Let us Imagine the Facebook homepage. There is a list of posts, I report a post, and that post is blocked.
So, in the PHP & Mysql backend, I would do something like.
reported_posts
= MySQL GROUP_CONCAT(reported_post_id)
and fetch all my reported posts, store it in some cache like memcached or redis. This will give me a response with comma separated post_ids like 123, 234, 45
homepage_posts
which are NOT IN (reported_posts)
. This will give us all the post_ids
that needs to be in the homepage other than the posts, 123, 234 and 45, as I have used NOT IN
.The issue here is that, as time goes by, the reported_posts
will keep on increasing(lets assume it increases 1000 ids). At that time, the NOT IN (reported_posts)
clause will take a huge input. Will this effect the performance of the query? What is an alternative solution to this?

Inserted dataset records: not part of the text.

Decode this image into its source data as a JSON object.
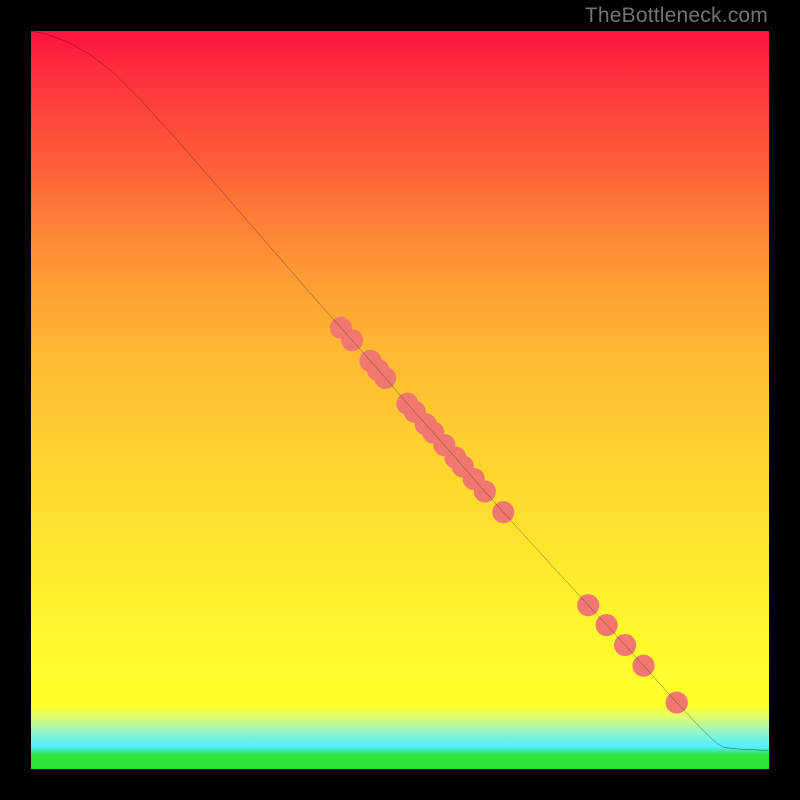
{
  "watermark": "TheBottleneck.com",
  "chart_data": {
    "type": "line",
    "title": "",
    "xlabel": "",
    "ylabel": "",
    "xlim": [
      0,
      100
    ],
    "ylim": [
      0,
      100
    ],
    "curve": [
      {
        "x": 0.0,
        "y": 100.0
      },
      {
        "x": 2.0,
        "y": 99.6
      },
      {
        "x": 5.0,
        "y": 98.5
      },
      {
        "x": 8.0,
        "y": 96.8
      },
      {
        "x": 11.0,
        "y": 94.5
      },
      {
        "x": 15.0,
        "y": 90.5
      },
      {
        "x": 20.0,
        "y": 85.0
      },
      {
        "x": 30.0,
        "y": 73.5
      },
      {
        "x": 40.0,
        "y": 62.0
      },
      {
        "x": 42.0,
        "y": 59.8
      },
      {
        "x": 46.0,
        "y": 55.3
      },
      {
        "x": 48.0,
        "y": 53.0
      },
      {
        "x": 51.0,
        "y": 49.5
      },
      {
        "x": 53.5,
        "y": 46.7
      },
      {
        "x": 57.5,
        "y": 42.2
      },
      {
        "x": 60.0,
        "y": 39.3
      },
      {
        "x": 64.0,
        "y": 34.8
      },
      {
        "x": 70.0,
        "y": 28.2
      },
      {
        "x": 75.5,
        "y": 22.2
      },
      {
        "x": 78.0,
        "y": 19.5
      },
      {
        "x": 80.5,
        "y": 16.8
      },
      {
        "x": 83.0,
        "y": 14.0
      },
      {
        "x": 87.5,
        "y": 9.0
      },
      {
        "x": 91.0,
        "y": 5.3
      },
      {
        "x": 93.0,
        "y": 3.4
      },
      {
        "x": 94.0,
        "y": 2.9
      },
      {
        "x": 96.0,
        "y": 2.7
      },
      {
        "x": 100.0,
        "y": 2.5
      }
    ],
    "markers": [
      {
        "x": 42.0,
        "y": 59.8
      },
      {
        "x": 43.5,
        "y": 58.1
      },
      {
        "x": 46.0,
        "y": 55.3
      },
      {
        "x": 47.0,
        "y": 54.1
      },
      {
        "x": 48.0,
        "y": 53.0
      },
      {
        "x": 51.0,
        "y": 49.5
      },
      {
        "x": 52.0,
        "y": 48.4
      },
      {
        "x": 53.5,
        "y": 46.7
      },
      {
        "x": 54.5,
        "y": 45.6
      },
      {
        "x": 56.0,
        "y": 43.9
      },
      {
        "x": 57.5,
        "y": 42.2
      },
      {
        "x": 58.5,
        "y": 41.0
      },
      {
        "x": 60.0,
        "y": 39.3
      },
      {
        "x": 61.5,
        "y": 37.6
      },
      {
        "x": 64.0,
        "y": 34.8
      },
      {
        "x": 75.5,
        "y": 22.2
      },
      {
        "x": 78.0,
        "y": 19.5
      },
      {
        "x": 80.5,
        "y": 16.8
      },
      {
        "x": 83.0,
        "y": 14.0
      },
      {
        "x": 87.5,
        "y": 9.0
      }
    ],
    "marker_radius_pct": 1.5,
    "marker_color": "#f07870",
    "grid": false
  }
}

I hope I could convey my doubt clearly, please let me know if it needs more clarification, I would edit as such. Thank you.
EDIT
The Reported post is not to be considered Globally, i.e. If I report the post, it should be Hidden only for me, and not for anyone else. So, it's also dependent on the account_id as well.
Assuming that reported_posts
contains a list of user-specific blacklisted posts, it would be much better to do an exclusive left join and let the database handle everything:
SELECT *
FROM homepage_posts hp
LEFT JOIN
reported_posts rp
ON hp.id = rp.post_id
AND rp.account_id = 123
WHERE
rp.id IS NULL
In mysql "IN" operator works fine if the column is indexed. If that column is not indexed then it impacts performance.